Research in experimental models has found that maintaining a feeding-fasting cycle, which is aligned with external cues can reduce the likelihood of chronic diseases which negatively impact health. Further, a study carried out on rats discovered that time-restricted feeding restored rhythms in feeding-fasting, metabolic and nutrient-sensing pathways (Manoogian and Panda, 2017).
Should we make changes to our usual ways?
At this time, I don’t think the research definitively states there is a certain way which we should or should not approach this. Further, there does not appear to be enough evidence carried out on humans currently and we cannot form generalisations from animal studies.
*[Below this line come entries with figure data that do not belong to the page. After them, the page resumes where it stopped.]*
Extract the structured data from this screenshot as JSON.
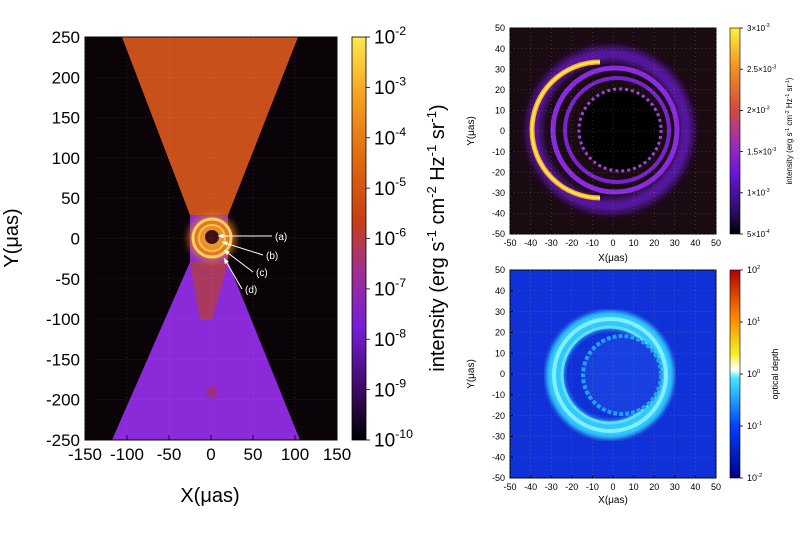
{
  "chart_data": [
    {
      "type": "heatmap",
      "panel": "left",
      "title": "",
      "xlabel": "X(μas)",
      "ylabel": "Y(μas)",
      "xlim": [
        -150,
        150
      ],
      "ylim": [
        -250,
        250
      ],
      "xticks": [
        "-150",
        "-100",
        "-50",
        "0",
        "50",
        "100",
        "150"
      ],
      "yticks": [
        "250",
        "200",
        "150",
        "100",
        "50",
        "0",
        "-50",
        "-100",
        "-150",
        "-200",
        "-250"
      ],
      "colorbar": {
        "label": "intensity (erg s-1 cm-2 Hz-1 sr-1)",
        "label_parts": [
          "intensity (erg s",
          "-1",
          " cm",
          "-2",
          " Hz",
          "-1",
          " sr",
          "-1",
          ")"
        ],
        "scale": "log",
        "ticks": [
          {
            "base": "10",
            "exp": "-2"
          },
          {
            "base": "10",
            "exp": "-3"
          },
          {
            "base": "10",
            "exp": "-4"
          },
          {
            "base": "10",
            "exp": "-5"
          },
          {
            "base": "10",
            "exp": "-6"
          },
          {
            "base": "10",
            "exp": "-7"
          },
          {
            "base": "10",
            "exp": "-8"
          },
          {
            "base": "10",
            "exp": "-9"
          },
          {
            "base": "10",
            "exp": "-10"
          }
        ],
        "colors": [
          "#ffe84a",
          "#f5a020",
          "#e06a10",
          "#c84010",
          "#a02850",
          "#8020c0",
          "#6a18d0",
          "#3a0a60",
          "#000000"
        ]
      },
      "annotations": [
        "(a)",
        "(b)",
        "(c)",
        "(d)"
      ]
    },
    {
      "type": "heatmap",
      "panel": "top-right",
      "xlabel": "X(μas)",
      "ylabel": "Y(μas)",
      "xlim": [
        -50,
        50
      ],
      "ylim": [
        -50,
        50
      ],
      "xticks": [
        "-50",
        "-40",
        "-30",
        "-20",
        "-10",
        "0",
        "10",
        "20",
        "30",
        "40",
        "50"
      ],
      "yticks": [
        "50",
        "40",
        "30",
        "20",
        "10",
        "0",
        "-10",
        "-20",
        "-30",
        "-40",
        "-50"
      ],
      "colorbar": {
        "label": "intensity (erg s-1 cm-2 Hz-1 sr-1)",
        "label_parts": [
          "intensity (erg s",
          "-1",
          " cm",
          "-2",
          " Hz",
          "-1",
          " sr",
          "-1",
          ")"
        ],
        "scale": "linear",
        "ticks": [
          {
            "base": "3×10",
            "exp": "-3"
          },
          {
            "base": "2.5×10",
            "exp": "-3"
          },
          {
            "base": "2×10",
            "exp": "-3"
          },
          {
            "base": "1.5×10",
            "exp": "-3"
          },
          {
            "base": "1×10",
            "exp": "-3"
          },
          {
            "base": "5×10",
            "exp": "-4"
          }
        ]
      }
    },
    {
      "type": "heatmap",
      "panel": "bottom-right",
      "xlabel": "X(μas)",
      "ylabel": "Y(μas)",
      "xlim": [
        -50,
        50
      ],
      "ylim": [
        -50,
        50
      ],
      "xticks": [
        "-50",
        "-40",
        "-30",
        "-20",
        "-10",
        "0",
        "10",
        "20",
        "30",
        "40",
        "50"
      ],
      "yticks": [
        "50",
        "40",
        "30",
        "20",
        "10",
        "0",
        "-10",
        "-20",
        "-30",
        "-40",
        "-50"
      ],
      "colorbar": {
        "label": "optical depth",
        "scale": "log",
        "ticks": [
          {
            "base": "10",
            "exp": "2"
          },
          {
            "base": "10",
            "exp": "1"
          },
          {
            "base": "10",
            "exp": "0"
          },
          {
            "base": "10",
            "exp": "-1"
          },
          {
            "base": "10",
            "exp": "-2"
          }
        ]
      }
    }
  ]
}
However, the findings of many of the studies to date have posed insightful outcomes and encourage the continuation of research in this area.
Nowadays, there are certain things we cannot avoid / control for and so changes are not always achievable or practical. Nevertheless, we can minimise the potential negative effects by focussing on a few small, manageable tweaks to our day to day life –
– Create a more consistent daily routine – try to wake up at the same time each day
– Get into the habit of a good night time routine
– Avoid using your phone / laptop an hour before going to bed – or at least switch it to light mode
– Leave at least 2 hours for your meal to digest before going to bed
– Limit caffeine consumption, especially later in the day
Kim, T., Jeong, J. and Hong, S. (2015). The Impact of Sleep and Circadian Disturbance on Hormones and Metabolism. International Journal of Endocrinology, 2015, pp.1-9.
Khan, S., Duan, P., Yao, L. and Hou, H. (2018). Shiftwork-Mediated Disruptions of Circadian Rhythms and Sleep Homeostasis Cause Serious Health Problems. International Journal of Genomics, 2018, pp.1-11.
Manoogian, E. and Panda, S. (2017). Circadian rhythms, time-restricted feeding, and healthy aging. Ageing Research Reviews, 39, pp.59-67.